While law firm screening interviews are common for attorneys trying to relocate to another city, law firms typically will not conduct telephone-screening interviews for candidates they are truly interested in hiring. Most law firms will just go ahead and do in-person interviews with the people they like on paper right away. Firms want to impress the candidate as much as they want the candidate to impress them. They also are busy, have a staffing need, are losing money each day without adequate staffing, and want someone as quickly as possible. A phone interview is more passive, less committal, and suggests that you may not be the right candidate.

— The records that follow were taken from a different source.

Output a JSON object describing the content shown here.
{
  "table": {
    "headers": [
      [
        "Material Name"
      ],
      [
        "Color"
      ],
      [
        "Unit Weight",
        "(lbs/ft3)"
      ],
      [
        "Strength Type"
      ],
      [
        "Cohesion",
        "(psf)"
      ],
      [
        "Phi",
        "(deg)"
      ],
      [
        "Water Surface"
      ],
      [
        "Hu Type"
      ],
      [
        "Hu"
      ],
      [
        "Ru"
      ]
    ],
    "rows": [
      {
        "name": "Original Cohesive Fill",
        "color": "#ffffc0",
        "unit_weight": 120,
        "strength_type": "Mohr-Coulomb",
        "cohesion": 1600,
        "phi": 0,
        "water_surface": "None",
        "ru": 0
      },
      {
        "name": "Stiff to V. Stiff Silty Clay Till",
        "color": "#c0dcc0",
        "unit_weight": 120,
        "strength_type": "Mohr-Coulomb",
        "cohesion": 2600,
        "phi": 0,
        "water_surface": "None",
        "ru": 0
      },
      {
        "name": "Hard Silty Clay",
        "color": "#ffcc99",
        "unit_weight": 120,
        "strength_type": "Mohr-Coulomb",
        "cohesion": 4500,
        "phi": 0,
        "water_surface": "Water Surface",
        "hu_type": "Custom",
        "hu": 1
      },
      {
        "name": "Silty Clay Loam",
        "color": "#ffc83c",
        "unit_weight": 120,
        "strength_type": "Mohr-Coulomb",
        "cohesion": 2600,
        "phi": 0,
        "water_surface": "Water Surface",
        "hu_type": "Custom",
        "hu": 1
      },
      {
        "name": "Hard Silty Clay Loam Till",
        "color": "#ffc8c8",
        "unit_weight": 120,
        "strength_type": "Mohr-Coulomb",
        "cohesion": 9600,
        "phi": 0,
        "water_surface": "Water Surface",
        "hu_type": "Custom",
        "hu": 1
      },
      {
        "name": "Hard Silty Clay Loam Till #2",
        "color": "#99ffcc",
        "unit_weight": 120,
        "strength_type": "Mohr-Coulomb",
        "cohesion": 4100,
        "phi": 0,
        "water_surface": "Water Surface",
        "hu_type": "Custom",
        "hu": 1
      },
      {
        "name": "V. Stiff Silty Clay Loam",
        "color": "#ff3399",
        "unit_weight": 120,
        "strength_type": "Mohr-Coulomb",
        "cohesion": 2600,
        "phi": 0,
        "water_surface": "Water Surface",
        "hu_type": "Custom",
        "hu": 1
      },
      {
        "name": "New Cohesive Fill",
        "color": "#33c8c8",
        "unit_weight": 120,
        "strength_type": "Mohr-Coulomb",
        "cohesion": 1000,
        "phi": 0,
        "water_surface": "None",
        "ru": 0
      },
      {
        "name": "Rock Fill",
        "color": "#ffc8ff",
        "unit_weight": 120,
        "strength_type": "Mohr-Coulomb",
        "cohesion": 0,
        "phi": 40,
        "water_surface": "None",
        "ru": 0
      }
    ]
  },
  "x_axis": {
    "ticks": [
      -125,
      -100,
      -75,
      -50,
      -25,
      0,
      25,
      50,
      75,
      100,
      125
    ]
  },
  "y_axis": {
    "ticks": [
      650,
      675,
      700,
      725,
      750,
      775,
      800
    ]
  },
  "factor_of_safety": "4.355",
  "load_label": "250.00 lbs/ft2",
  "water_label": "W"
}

If a law firm wants to speak with you before meeting you in person, WATCH OUT. Let’s get something clear right away: The telephone screening is an opportunity but not necessarily a good thing. A phone-screening interview is dangerous—incredibly dangerous—and you need to approach it more seriously than you would an in-person interview. These are not pleasant chats. These are elimination exercises, where the law firm will use laser-like precision in an attempt to remove you from consideration. The law firm is not spending any “face-to-face” time with you because the firm does not yet feel you merit it. You are starting at the very bottom and will need to distinguish yourself from the rest of the candidates whose resumes are dumped in the pile of unqualified resumes that are fired at firms daily. Instead of evaluating you after a series of interviews in a more “holistic” fashion, the interviewer may reject you for just one bad answer.

If the law firm liked you, it would fly you out and meet you in person instead of arranging for a telephone-screening interview. I can tell you from experience: Every law firm wants to personally meet with an attorney (without first speaking with him or her on the phone) if the firm likes the attorney and his or her background.